Sinan Bey’e bazı açılardan katılsam da, bence yarışmaya katılıp katılmamış olmanın, katılınmışsa oturup sonuçla ilgili derdini derli toplu anlatmanın kimseye bir zararı yok. Senelerdir proje paylaşımlarında, yarışma sonuçlarında yeteri kadar tartışma olmadığını görüyoruz mimarlık adına. Bu yüzden değerli buluyorum Vedat Bey’in yazısını. Kesinlikle tek bir doğru yol olmadığı gibi tasarımda, işimizin şartnameyi okuyup tek cevabı olan bir bulmacayı çözmek de olmadığını düşünmek istiyorum. Doğru sorulan sorular tasarımın ileriki aşamalarında yalnızca daha iyi olması yönünde araç olacağı için tasarımcıları mutlu bile edecektir.

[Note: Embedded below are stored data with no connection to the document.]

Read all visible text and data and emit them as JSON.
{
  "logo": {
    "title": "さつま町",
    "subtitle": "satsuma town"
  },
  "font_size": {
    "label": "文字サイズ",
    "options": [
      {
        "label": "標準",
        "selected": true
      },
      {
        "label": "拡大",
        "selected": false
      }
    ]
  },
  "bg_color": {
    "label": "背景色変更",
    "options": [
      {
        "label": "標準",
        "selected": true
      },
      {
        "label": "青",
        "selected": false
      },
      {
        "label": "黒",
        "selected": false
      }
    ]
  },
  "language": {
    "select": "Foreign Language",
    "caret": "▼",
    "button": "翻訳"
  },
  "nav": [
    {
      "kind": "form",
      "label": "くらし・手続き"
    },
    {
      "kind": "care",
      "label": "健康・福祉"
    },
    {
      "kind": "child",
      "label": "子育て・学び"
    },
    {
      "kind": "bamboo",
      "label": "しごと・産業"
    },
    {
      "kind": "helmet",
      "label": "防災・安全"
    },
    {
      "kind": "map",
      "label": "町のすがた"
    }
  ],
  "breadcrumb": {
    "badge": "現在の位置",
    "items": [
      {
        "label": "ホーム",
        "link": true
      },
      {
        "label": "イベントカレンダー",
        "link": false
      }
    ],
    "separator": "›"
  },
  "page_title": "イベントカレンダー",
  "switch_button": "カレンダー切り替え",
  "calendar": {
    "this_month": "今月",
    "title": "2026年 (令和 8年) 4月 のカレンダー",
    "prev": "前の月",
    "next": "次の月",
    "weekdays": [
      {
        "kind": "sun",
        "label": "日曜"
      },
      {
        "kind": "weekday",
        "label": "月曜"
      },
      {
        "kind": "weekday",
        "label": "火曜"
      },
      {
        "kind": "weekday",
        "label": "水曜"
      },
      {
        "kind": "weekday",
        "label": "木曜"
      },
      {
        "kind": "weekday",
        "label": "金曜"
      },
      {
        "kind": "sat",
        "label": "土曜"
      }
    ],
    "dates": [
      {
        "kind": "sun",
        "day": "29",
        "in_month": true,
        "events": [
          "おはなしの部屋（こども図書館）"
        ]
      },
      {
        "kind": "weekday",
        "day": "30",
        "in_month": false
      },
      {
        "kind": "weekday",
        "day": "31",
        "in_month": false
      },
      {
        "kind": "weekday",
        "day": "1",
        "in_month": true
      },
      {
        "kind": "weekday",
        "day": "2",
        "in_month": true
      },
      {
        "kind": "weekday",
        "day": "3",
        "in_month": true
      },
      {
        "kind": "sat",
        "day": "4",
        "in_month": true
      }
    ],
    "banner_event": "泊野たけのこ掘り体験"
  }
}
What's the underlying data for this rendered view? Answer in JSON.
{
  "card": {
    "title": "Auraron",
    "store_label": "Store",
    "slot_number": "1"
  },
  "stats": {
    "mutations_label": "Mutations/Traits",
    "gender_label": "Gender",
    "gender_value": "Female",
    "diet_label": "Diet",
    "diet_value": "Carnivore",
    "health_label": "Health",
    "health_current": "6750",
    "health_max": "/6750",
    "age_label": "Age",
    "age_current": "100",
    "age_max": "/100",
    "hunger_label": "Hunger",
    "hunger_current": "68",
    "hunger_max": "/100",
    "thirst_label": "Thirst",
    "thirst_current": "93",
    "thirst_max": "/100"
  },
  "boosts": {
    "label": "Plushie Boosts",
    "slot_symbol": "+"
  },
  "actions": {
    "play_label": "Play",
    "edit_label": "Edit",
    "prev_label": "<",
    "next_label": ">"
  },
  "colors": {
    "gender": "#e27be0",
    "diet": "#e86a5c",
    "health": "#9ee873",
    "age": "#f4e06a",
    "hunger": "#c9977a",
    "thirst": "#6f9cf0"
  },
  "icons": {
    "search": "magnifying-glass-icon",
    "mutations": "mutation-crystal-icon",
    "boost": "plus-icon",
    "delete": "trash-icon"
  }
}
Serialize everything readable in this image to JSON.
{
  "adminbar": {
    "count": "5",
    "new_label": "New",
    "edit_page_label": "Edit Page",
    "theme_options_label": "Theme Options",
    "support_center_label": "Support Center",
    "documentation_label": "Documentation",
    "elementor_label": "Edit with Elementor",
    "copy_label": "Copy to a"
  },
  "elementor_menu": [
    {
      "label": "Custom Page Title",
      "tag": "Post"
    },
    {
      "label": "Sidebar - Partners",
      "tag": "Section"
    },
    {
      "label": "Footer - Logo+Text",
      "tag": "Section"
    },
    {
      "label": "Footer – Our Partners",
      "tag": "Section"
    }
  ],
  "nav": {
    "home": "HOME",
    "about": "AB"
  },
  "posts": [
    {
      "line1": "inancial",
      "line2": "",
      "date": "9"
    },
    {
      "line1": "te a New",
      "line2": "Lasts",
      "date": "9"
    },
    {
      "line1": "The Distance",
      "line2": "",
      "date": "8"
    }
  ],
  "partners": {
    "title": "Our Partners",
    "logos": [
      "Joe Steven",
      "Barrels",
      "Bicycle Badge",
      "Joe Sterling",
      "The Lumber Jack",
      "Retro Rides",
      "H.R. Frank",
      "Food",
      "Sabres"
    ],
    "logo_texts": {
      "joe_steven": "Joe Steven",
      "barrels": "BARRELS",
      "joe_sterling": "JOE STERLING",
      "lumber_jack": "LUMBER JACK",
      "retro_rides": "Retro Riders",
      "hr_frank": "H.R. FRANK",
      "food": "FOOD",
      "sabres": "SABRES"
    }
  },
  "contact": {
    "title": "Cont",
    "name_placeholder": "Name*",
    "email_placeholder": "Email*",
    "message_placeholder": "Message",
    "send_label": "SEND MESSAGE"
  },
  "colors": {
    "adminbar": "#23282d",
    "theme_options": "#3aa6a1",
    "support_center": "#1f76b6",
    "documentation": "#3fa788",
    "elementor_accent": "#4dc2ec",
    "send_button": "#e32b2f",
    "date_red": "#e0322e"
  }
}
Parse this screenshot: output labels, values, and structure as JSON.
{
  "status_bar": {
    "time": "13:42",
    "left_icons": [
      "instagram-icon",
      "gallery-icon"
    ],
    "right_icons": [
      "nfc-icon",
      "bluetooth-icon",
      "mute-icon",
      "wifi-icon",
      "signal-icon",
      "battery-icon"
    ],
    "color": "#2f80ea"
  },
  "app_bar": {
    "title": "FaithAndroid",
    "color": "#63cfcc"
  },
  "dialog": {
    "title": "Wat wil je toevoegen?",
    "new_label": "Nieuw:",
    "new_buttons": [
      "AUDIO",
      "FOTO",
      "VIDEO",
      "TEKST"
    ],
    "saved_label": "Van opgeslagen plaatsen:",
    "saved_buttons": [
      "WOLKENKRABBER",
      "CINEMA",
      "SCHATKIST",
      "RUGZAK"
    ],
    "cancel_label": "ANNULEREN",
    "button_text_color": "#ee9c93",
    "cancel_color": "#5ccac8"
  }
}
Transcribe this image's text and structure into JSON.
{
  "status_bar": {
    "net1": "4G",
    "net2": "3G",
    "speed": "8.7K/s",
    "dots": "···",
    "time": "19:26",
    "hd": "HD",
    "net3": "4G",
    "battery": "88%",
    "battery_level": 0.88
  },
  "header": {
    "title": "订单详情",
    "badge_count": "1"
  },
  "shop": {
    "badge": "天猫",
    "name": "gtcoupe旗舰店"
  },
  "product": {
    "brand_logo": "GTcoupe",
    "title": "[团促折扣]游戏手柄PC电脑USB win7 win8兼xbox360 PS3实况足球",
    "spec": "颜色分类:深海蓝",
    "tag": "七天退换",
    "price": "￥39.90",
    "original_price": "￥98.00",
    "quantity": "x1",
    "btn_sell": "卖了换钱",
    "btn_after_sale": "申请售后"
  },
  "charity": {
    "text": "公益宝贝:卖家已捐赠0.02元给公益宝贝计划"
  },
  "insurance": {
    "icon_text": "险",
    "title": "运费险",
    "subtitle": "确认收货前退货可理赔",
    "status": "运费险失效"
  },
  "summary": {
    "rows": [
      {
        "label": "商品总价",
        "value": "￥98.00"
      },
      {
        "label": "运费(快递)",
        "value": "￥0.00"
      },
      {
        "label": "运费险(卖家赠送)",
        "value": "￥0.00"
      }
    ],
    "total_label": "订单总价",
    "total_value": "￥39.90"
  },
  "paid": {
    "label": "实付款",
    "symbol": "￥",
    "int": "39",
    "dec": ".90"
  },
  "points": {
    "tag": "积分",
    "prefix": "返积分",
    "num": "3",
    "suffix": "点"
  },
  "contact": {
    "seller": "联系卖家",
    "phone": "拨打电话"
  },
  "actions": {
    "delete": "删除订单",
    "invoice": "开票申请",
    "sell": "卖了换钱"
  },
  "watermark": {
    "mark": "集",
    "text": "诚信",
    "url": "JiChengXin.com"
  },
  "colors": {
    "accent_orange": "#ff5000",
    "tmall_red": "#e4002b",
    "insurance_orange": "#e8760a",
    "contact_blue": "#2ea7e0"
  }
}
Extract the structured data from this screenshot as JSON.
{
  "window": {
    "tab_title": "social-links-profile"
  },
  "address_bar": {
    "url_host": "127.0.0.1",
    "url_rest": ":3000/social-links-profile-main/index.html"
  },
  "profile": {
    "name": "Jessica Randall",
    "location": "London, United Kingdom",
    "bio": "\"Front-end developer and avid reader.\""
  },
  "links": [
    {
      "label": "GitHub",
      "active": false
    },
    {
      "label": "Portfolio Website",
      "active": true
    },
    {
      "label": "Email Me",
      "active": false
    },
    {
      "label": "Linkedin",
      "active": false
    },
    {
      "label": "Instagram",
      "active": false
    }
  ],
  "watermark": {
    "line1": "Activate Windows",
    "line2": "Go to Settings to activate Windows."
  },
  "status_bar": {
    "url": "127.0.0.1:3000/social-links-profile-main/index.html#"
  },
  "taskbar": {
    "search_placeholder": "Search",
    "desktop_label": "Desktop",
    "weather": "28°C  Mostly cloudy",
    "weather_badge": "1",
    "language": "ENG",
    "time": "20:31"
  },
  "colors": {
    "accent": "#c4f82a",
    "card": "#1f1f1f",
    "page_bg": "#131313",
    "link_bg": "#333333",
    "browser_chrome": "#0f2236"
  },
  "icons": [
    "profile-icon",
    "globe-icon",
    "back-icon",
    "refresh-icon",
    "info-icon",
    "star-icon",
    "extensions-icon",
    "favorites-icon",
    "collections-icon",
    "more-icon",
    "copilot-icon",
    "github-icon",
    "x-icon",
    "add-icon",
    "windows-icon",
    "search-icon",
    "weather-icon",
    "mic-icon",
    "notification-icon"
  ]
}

Yarışma sürecine katılmış biri olarak yorum yapmadan duramadım. Yazı güzel eleştiriler içerse bile, yorumcunun yarışma sürecine dahil olmadan yorum yaptığı kanısındayım. Çünkü soru-cevapları ve şartnameyi okumuş olsaydı, kesinlikle bir yayalaştırma ya da alt geçit istenmediğini bilirdi. Ya da metre kareleri incelemiş olsaydı belediye binasının zemin katında hem meclis salonunu çözüp hem de girişi tanımlamanın emsal sınırları içinde mümkün olmadığını da bilirdi. Yapıcı eleştiriler projeleri ilerletmek, birbirimizi geliştirmek için güzeldir ama derinlemesine bakılmadan, bilmeden yapılan eleştirileri yapmak ne işe yarar?
Aslında Vedat Bey’in kendi açısından kritize etmesi bence çok olumlu fakat ben başlığı okuduğumda yarışmayı değerlendirdiğini düşünmüştüm yarışma alanı ve kent üzerinde etkisi gibi fakat sadece 1. olan projenin olumsuz yönleri olması kafamı karıştırdı. Fikirler değerli fakat doğru argümanlarla daha besleyici olacağına inanıyorum.
yazıya hızlıca göz gezdirip kimmiş bu Vedat Tokyay diye aratınca arkiv projeleri karşıma çıktı.söyleyeceklerim bu kadar.